Светлый фон

Итак, «Сказ о тульском косом Левше…» можно рассматривать как злую пародию на агитки, которую, впрочем, сам Лесков постарался тщательно замаскировать формой баснословной легенды. Предисловие о русской победе над англичанами было убрано, но отголосок его сохранился в финале. Вместе с тем за историей о бесправии и униженности русских гениев, о равнодушии к живым людям чиновничьей машины угадывается и прозрачный намек, за что же всё-таки убили царя.

Но пародия эта, как часто у Лескова, обоюдоострая: адресованная создателям агитационных стишков и прозы, ваяющим свои творения из обломков русского национального мифа, а вместе с тем направленная и на народ-умелец с его дикостью и необразованностью. Текст «Левши» словно и сам отплясывает «дансе», недаром он переполнен несуществующими забавными словами: «бюстры» (соединение «бюста» и «люстр»), «двухсестная» (соединение «двухместной» и «сесть»), «свистовой» вместо «вестовой», «презент» вместо «брезент», «полшкипер» вместо «подшкипер», а также «мелкоскоп», «студинг», «нимфозория», «клеветой», «безрассудок», «Аболон Полведерский», «Твердиземное море». Ложная этимология, основная языковая приправа «Левши», начинает работать на иронию над безграмотностью.

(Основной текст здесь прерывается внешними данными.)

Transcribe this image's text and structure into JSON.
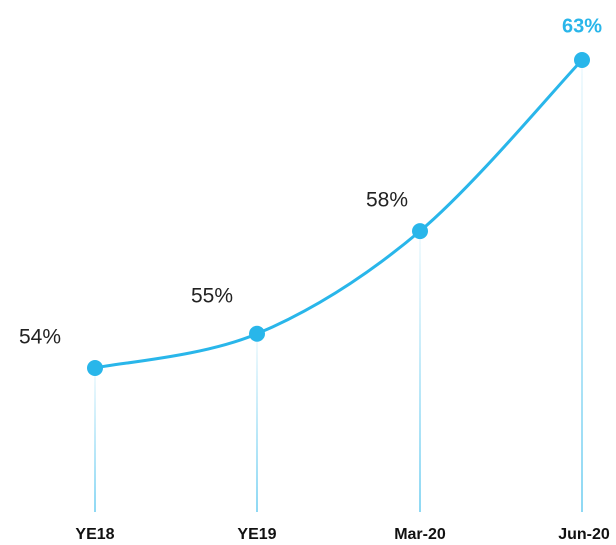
{
  "chart_data": {
    "type": "line",
    "categories": [
      "YE18",
      "YE19",
      "Mar-20",
      "Jun-20"
    ],
    "series": [
      {
        "color": "#29b6ea",
        "values": [
          54,
          55,
          58,
          63
        ],
        "value_labels": [
          "54%",
          "55%",
          "58%",
          "63%"
        ]
      }
    ]
  }
}
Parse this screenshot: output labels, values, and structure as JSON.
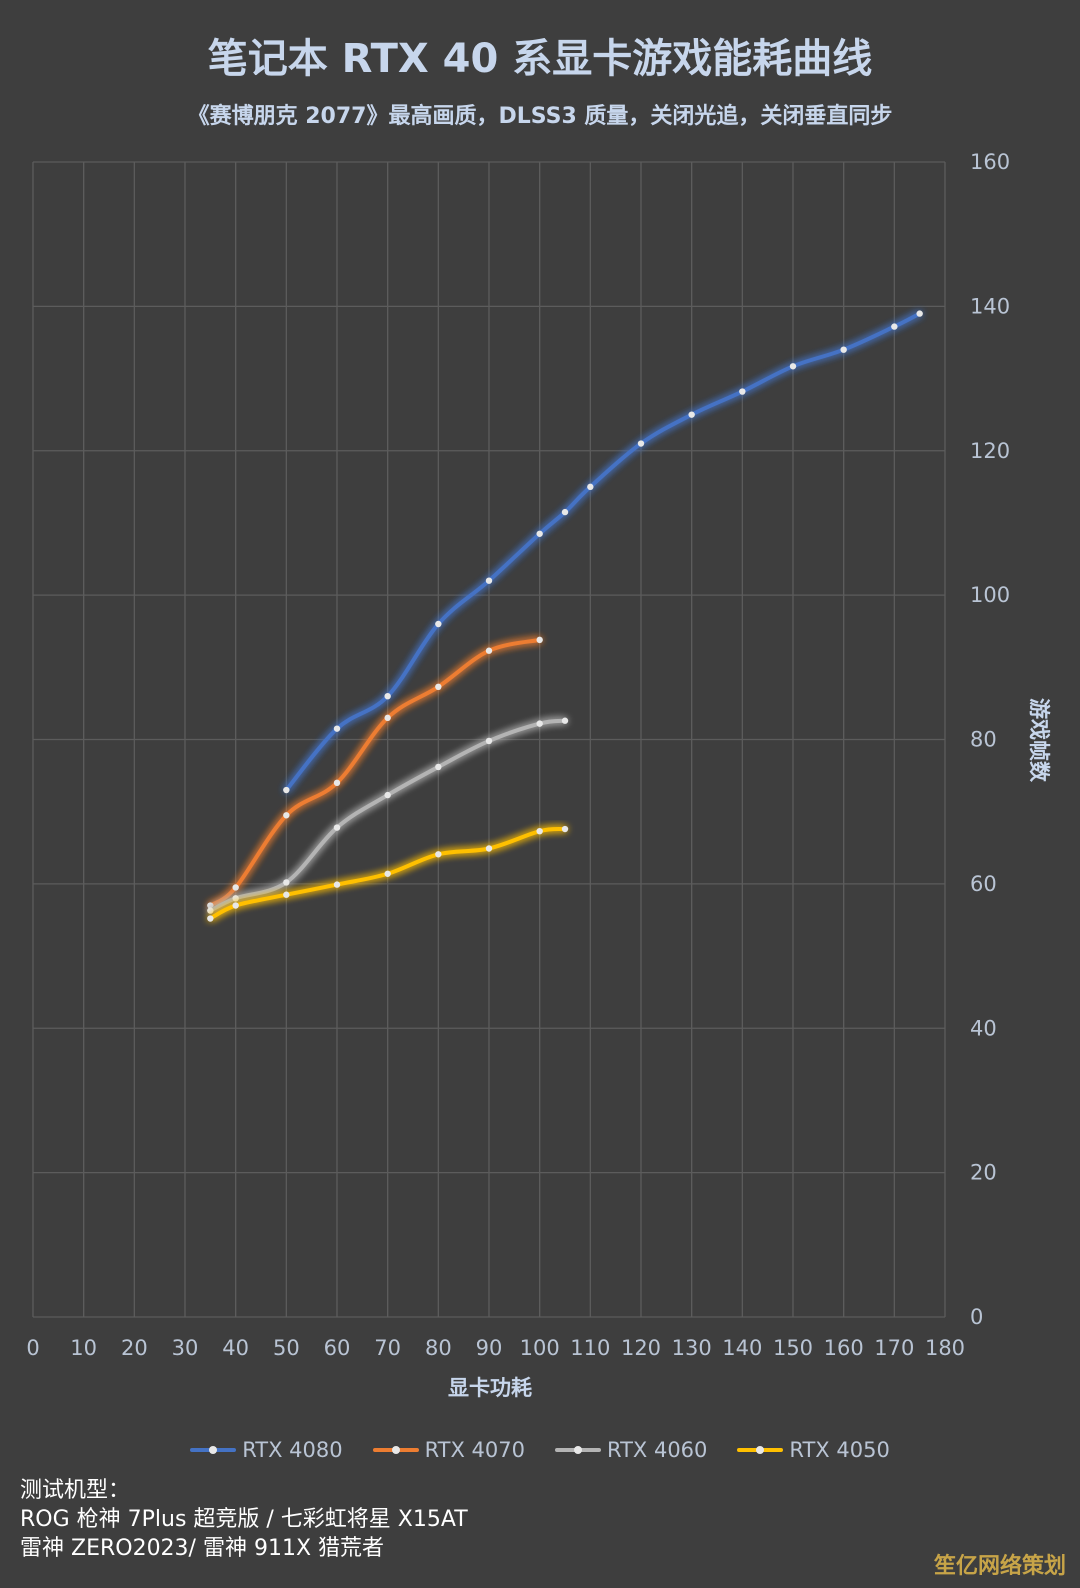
{
  "title": "笔记本 RTX 40 系显卡游戏能耗曲线",
  "subtitle": "《赛博朋克 2077》最高画质，DLSS3 质量，关闭光追，关闭垂直同步",
  "chart_data": {
    "type": "line",
    "xlabel": "显卡功耗",
    "ylabel": "游戏帧数",
    "xlim": [
      0,
      180
    ],
    "ylim": [
      0,
      160
    ],
    "x_ticks": [
      "0",
      "10",
      "20",
      "30",
      "40",
      "50",
      "60",
      "70",
      "80",
      "90",
      "100",
      "110",
      "120",
      "130",
      "140",
      "150",
      "160",
      "170",
      "180"
    ],
    "y_ticks": [
      "0",
      "20",
      "40",
      "60",
      "80",
      "100",
      "120",
      "140",
      "160"
    ],
    "grid": true,
    "legend_position": "bottom",
    "series": [
      {
        "name": "RTX 4080",
        "color": "#4472c4",
        "points": [
          [
            50,
            73
          ],
          [
            60,
            81.5
          ],
          [
            70,
            86
          ],
          [
            80,
            96
          ],
          [
            90,
            102
          ],
          [
            100,
            108.5
          ],
          [
            105,
            111.5
          ],
          [
            110,
            115
          ],
          [
            120,
            121
          ],
          [
            130,
            125
          ],
          [
            140,
            128.2
          ],
          [
            150,
            131.7
          ],
          [
            160,
            134
          ],
          [
            170,
            137.2
          ],
          [
            175,
            139
          ]
        ]
      },
      {
        "name": "RTX 4070",
        "color": "#ed7d31",
        "points": [
          [
            35,
            57
          ],
          [
            40,
            59.5
          ],
          [
            50,
            69.5
          ],
          [
            60,
            74
          ],
          [
            70,
            83
          ],
          [
            80,
            87.3
          ],
          [
            90,
            92.3
          ],
          [
            100,
            93.8
          ]
        ]
      },
      {
        "name": "RTX 4060",
        "color": "#b4b4b4",
        "points": [
          [
            35,
            56.3
          ],
          [
            40,
            58
          ],
          [
            50,
            60.2
          ],
          [
            60,
            67.8
          ],
          [
            70,
            72.3
          ],
          [
            80,
            76.2
          ],
          [
            90,
            79.8
          ],
          [
            100,
            82.2
          ],
          [
            105,
            82.6
          ]
        ]
      },
      {
        "name": "RTX 4050",
        "color": "#ffc000",
        "points": [
          [
            35,
            55.2
          ],
          [
            40,
            57
          ],
          [
            50,
            58.5
          ],
          [
            60,
            59.9
          ],
          [
            70,
            61.4
          ],
          [
            80,
            64.1
          ],
          [
            90,
            64.9
          ],
          [
            100,
            67.3
          ],
          [
            105,
            67.6
          ]
        ]
      }
    ]
  },
  "legend": {
    "items": [
      {
        "label": "RTX 4080",
        "color": "#4472c4"
      },
      {
        "label": "RTX 4070",
        "color": "#ed7d31"
      },
      {
        "label": "RTX 4060",
        "color": "#b4b4b4"
      },
      {
        "label": "RTX 4050",
        "color": "#ffc000"
      }
    ]
  },
  "notes": {
    "heading": "测试机型：",
    "line1": "ROG 枪神 7Plus 超竞版 / 七彩虹将星 X15AT",
    "line2": "雷神 ZERO2023/ 雷神 911X 猎荒者"
  },
  "watermark": "笙亿网络策划"
}
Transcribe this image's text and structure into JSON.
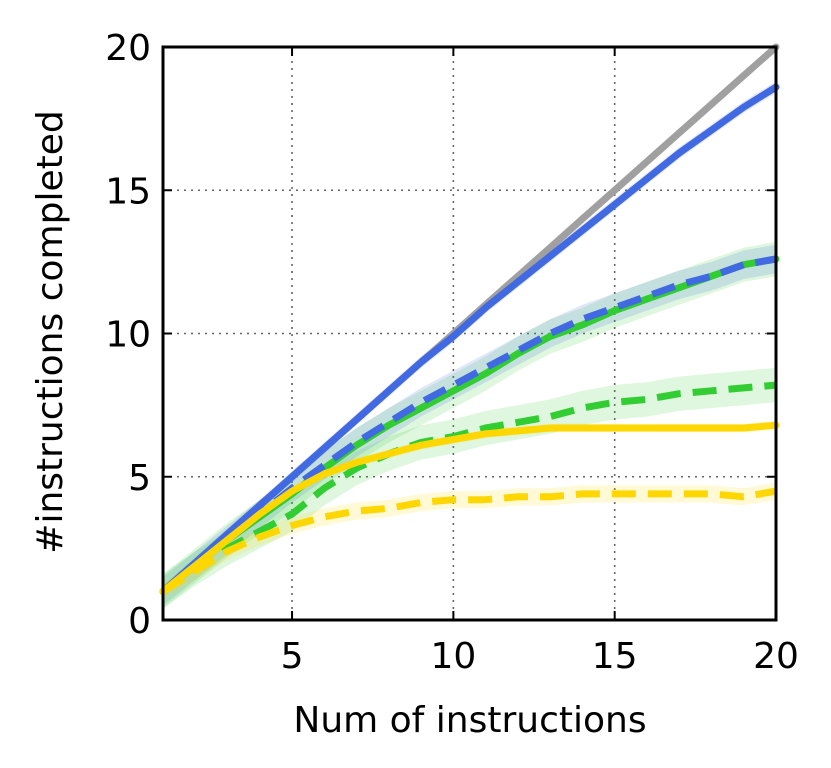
{
  "chart_data": {
    "type": "line",
    "title": "",
    "xlabel": "Num of instructions",
    "ylabel": "#instructions completed",
    "xlim": [
      1,
      20
    ],
    "ylim": [
      0,
      20
    ],
    "xticks": [
      5,
      10,
      15,
      20
    ],
    "yticks": [
      0,
      5,
      10,
      15,
      20
    ],
    "xtick_labels": [
      "5",
      "10",
      "15",
      "20"
    ],
    "ytick_labels": [
      "0",
      "5",
      "10",
      "15",
      "20"
    ],
    "grid": true,
    "x": [
      1,
      2,
      3,
      4,
      5,
      6,
      7,
      8,
      9,
      10,
      11,
      12,
      13,
      14,
      15,
      16,
      17,
      18,
      19,
      20
    ],
    "series": [
      {
        "name": "reference",
        "color": "#a0a0a0",
        "style": "solid",
        "values": [
          1,
          2,
          3,
          4,
          5,
          6,
          7,
          8,
          9,
          10,
          11,
          12,
          13,
          14,
          15,
          16,
          17,
          18,
          19,
          20
        ]
      },
      {
        "name": "blue-solid",
        "color": "#4169e1",
        "style": "solid",
        "values": [
          1,
          2,
          3,
          4,
          5,
          6,
          7,
          8,
          9,
          9.9,
          10.9,
          11.8,
          12.7,
          13.6,
          14.5,
          15.4,
          16.3,
          17.1,
          17.9,
          18.6
        ],
        "band": 0.2
      },
      {
        "name": "green-solid",
        "color": "#32cd32",
        "style": "solid",
        "values": [
          1,
          1.9,
          2.8,
          3.6,
          4.4,
          5.3,
          6.1,
          6.8,
          7.4,
          8,
          8.6,
          9.3,
          9.9,
          10.3,
          10.8,
          11.2,
          11.6,
          12,
          12.4,
          12.6
        ],
        "band": 0.6
      },
      {
        "name": "blue-dashed",
        "color": "#4169e1",
        "style": "dashed",
        "values": [
          1,
          1.9,
          2.8,
          3.7,
          4.6,
          5.4,
          6.2,
          6.9,
          7.6,
          8.2,
          8.8,
          9.4,
          10,
          10.5,
          10.9,
          11.3,
          11.7,
          12,
          12.4,
          12.6
        ],
        "band": 0.5
      },
      {
        "name": "green-dashed",
        "color": "#32cd32",
        "style": "dashed",
        "values": [
          1,
          1.8,
          2.5,
          3.1,
          3.7,
          4.6,
          5.3,
          5.8,
          6.2,
          6.4,
          6.7,
          6.9,
          7.1,
          7.4,
          7.6,
          7.7,
          7.9,
          8,
          8.1,
          8.2
        ],
        "band": 0.6
      },
      {
        "name": "yellow-solid",
        "color": "#ffd700",
        "style": "solid",
        "values": [
          1,
          1.9,
          2.8,
          3.7,
          4.5,
          5.1,
          5.5,
          5.8,
          6.1,
          6.3,
          6.5,
          6.6,
          6.7,
          6.7,
          6.7,
          6.7,
          6.7,
          6.7,
          6.7,
          6.8
        ],
        "band": 0.15
      },
      {
        "name": "yellow-dashed",
        "color": "#ffd700",
        "style": "dashed",
        "values": [
          1,
          1.7,
          2.4,
          2.9,
          3.3,
          3.6,
          3.8,
          3.9,
          4.1,
          4.2,
          4.2,
          4.3,
          4.3,
          4.4,
          4.4,
          4.4,
          4.4,
          4.4,
          4.3,
          4.5
        ],
        "band": 0.3
      }
    ]
  }
}
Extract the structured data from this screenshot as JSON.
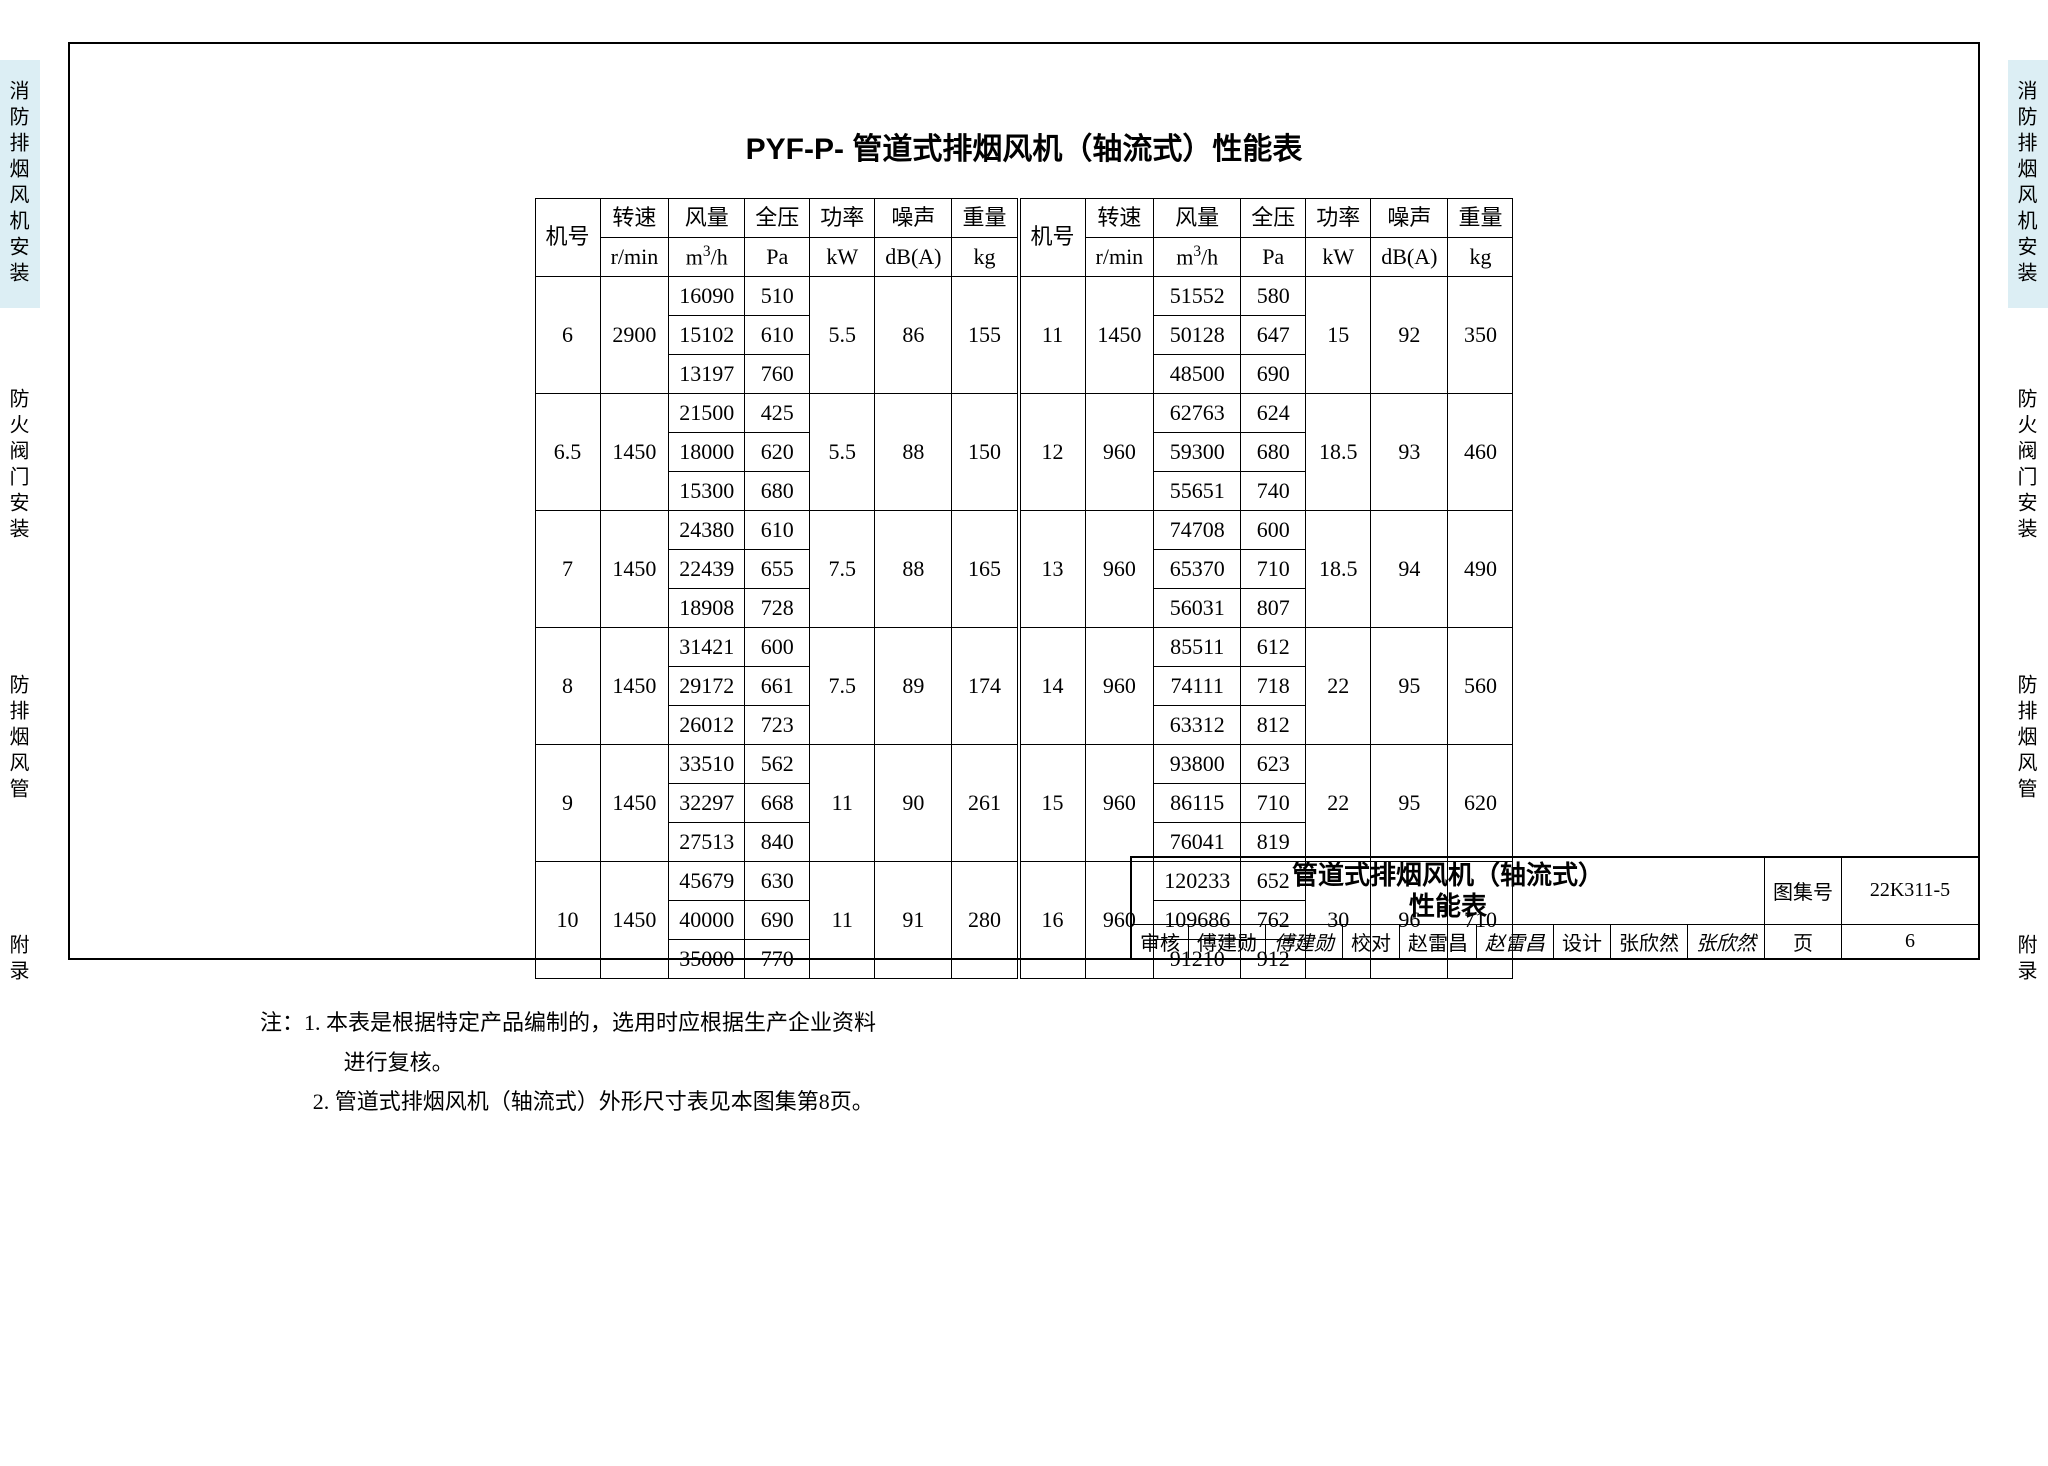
{
  "side_tabs": {
    "items": [
      {
        "label": "消防排烟风机安装",
        "active": true
      },
      {
        "label": "防火阀门安装",
        "active": false
      },
      {
        "label": "防排烟风管",
        "active": false
      },
      {
        "label": "附录",
        "active": false
      }
    ]
  },
  "title": "PYF-P- 管道式排烟风机（轴流式）性能表",
  "headers": {
    "h1": "机号",
    "h2a": "转速",
    "h2b": "r/min",
    "h3a": "风量",
    "h3b": "m³/h",
    "h4a": "全压",
    "h4b": "Pa",
    "h5a": "功率",
    "h5b": "kW",
    "h6a": "噪声",
    "h6b": "dB(A)",
    "h7a": "重量",
    "h7b": "kg"
  },
  "left_block": [
    {
      "no": "6",
      "speed": "2900",
      "flow": [
        "16090",
        "15102",
        "13197"
      ],
      "press": [
        "510",
        "610",
        "760"
      ],
      "pow": "5.5",
      "noise": "86",
      "wt": "155"
    },
    {
      "no": "6.5",
      "speed": "1450",
      "flow": [
        "21500",
        "18000",
        "15300"
      ],
      "press": [
        "425",
        "620",
        "680"
      ],
      "pow": "5.5",
      "noise": "88",
      "wt": "150"
    },
    {
      "no": "7",
      "speed": "1450",
      "flow": [
        "24380",
        "22439",
        "18908"
      ],
      "press": [
        "610",
        "655",
        "728"
      ],
      "pow": "7.5",
      "noise": "88",
      "wt": "165"
    },
    {
      "no": "8",
      "speed": "1450",
      "flow": [
        "31421",
        "29172",
        "26012"
      ],
      "press": [
        "600",
        "661",
        "723"
      ],
      "pow": "7.5",
      "noise": "89",
      "wt": "174"
    },
    {
      "no": "9",
      "speed": "1450",
      "flow": [
        "33510",
        "32297",
        "27513"
      ],
      "press": [
        "562",
        "668",
        "840"
      ],
      "pow": "11",
      "noise": "90",
      "wt": "261"
    },
    {
      "no": "10",
      "speed": "1450",
      "flow": [
        "45679",
        "40000",
        "35000"
      ],
      "press": [
        "630",
        "690",
        "770"
      ],
      "pow": "11",
      "noise": "91",
      "wt": "280"
    }
  ],
  "right_block": [
    {
      "no": "11",
      "speed": "1450",
      "flow": [
        "51552",
        "50128",
        "48500"
      ],
      "press": [
        "580",
        "647",
        "690"
      ],
      "pow": "15",
      "noise": "92",
      "wt": "350"
    },
    {
      "no": "12",
      "speed": "960",
      "flow": [
        "62763",
        "59300",
        "55651"
      ],
      "press": [
        "624",
        "680",
        "740"
      ],
      "pow": "18.5",
      "noise": "93",
      "wt": "460"
    },
    {
      "no": "13",
      "speed": "960",
      "flow": [
        "74708",
        "65370",
        "56031"
      ],
      "press": [
        "600",
        "710",
        "807"
      ],
      "pow": "18.5",
      "noise": "94",
      "wt": "490"
    },
    {
      "no": "14",
      "speed": "960",
      "flow": [
        "85511",
        "74111",
        "63312"
      ],
      "press": [
        "612",
        "718",
        "812"
      ],
      "pow": "22",
      "noise": "95",
      "wt": "560"
    },
    {
      "no": "15",
      "speed": "960",
      "flow": [
        "93800",
        "86115",
        "76041"
      ],
      "press": [
        "623",
        "710",
        "819"
      ],
      "pow": "22",
      "noise": "95",
      "wt": "620"
    },
    {
      "no": "16",
      "speed": "960",
      "flow": [
        "120233",
        "109686",
        "91210"
      ],
      "press": [
        "652",
        "762",
        "912"
      ],
      "pow": "30",
      "noise": "96",
      "wt": "710"
    }
  ],
  "notes": {
    "prefix": "注：",
    "n1a": "1. 本表是根据特定产品编制的，选用时应根据生产企业资料",
    "n1b": "进行复核。",
    "n2": "2. 管道式排烟风机（轴流式）外形尺寸表见本图集第8页。"
  },
  "title_block": {
    "main1": "管道式排烟风机（轴流式）",
    "main2": "性能表",
    "atlas_label": "图集号",
    "atlas_no": "22K311-5",
    "page_label": "页",
    "page_no": "6",
    "review_l": "审核",
    "review_n": "傅建勋",
    "review_s": "傅建勋",
    "check_l": "校对",
    "check_n": "赵雷昌",
    "check_s": "赵雷昌",
    "design_l": "设计",
    "design_n": "张欣然",
    "design_s": "张欣然"
  }
}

Так рассказывать историю мог бы человек, который слышал много ученых слов и очень хочет ими щегольнуть, но не может сделать это умело. Кто же он? Вопреки довольно крепко утвердившемуся убеждению язык рассказчика в «Левше» – отнюдь не простолюдина, крестьянина или купца, а скорее лакея, желающего быть в тренде. Вспомним дурацкий выговор лакея Петра из тургеневских «Отцов и детей»: «Он совсем окоченел от глупости и важности, произносит все е как ю: тюпюрь, обюспючюн».

е ю: тюпюрь, обюспючюн

Конструкция получается прихотливая: чтобы посмеяться над ограниченностью русских умельцев, Лесков использует простодушного и необразованного рассказчика, собственного невежества не сознающего, – тот становится призмой, радужной колеблющейся мыльной пленкой, сквозь сияние которой и предлагается разглядеть историю стальной английской блохи. Между сословиями звуконепроницаемая стена: не слышат простолюдина те, кто пытается имитировать его восприятие в пропагандистских стихотворениях; но глух и народ – к истории, просвещению, открытиям другого народа, поклоняясь одному лишь любимому богу Авось.

Разумеется, поскольку к моменту создания «Левши» со времен Крымской войны и связанного с ней извержения стишков и брошюр минуло четверть века, на Лескова вполне могли повлиять и более близкие по времени источники – скажем, агитационная поэзия и проза, посвященные Русско-турецкой войне 1877–1878 годов. Но за словесностью той эпохи стояла несколько иная политическая повестка, опиравшаяся на представление об освободительной миссии России, необходимости помогать братьям-славянам и укреплять всеславянское единство. Надо сказать, Иван Аксаков принимал в ее формировании непосредственное участие831. Англичане с их технической мощью – мотив для «Левши» ключевой – сменились турками, а война обрела коннотации священной борьбы за православную веру. Повестка дня изменилась, однако «ружейный» мотив остался актуален: турецкая армия использовала новое, произведенное англичанами и американцами оружие и превосходила противника в техническом отношении. В этом смысле победа России вполне вписывалась в логику лесковского «Левши» и отчасти «крымской» патриотической поэзии: русские способны достигать невиданных успехов, несмотря на техническую неоснащенность.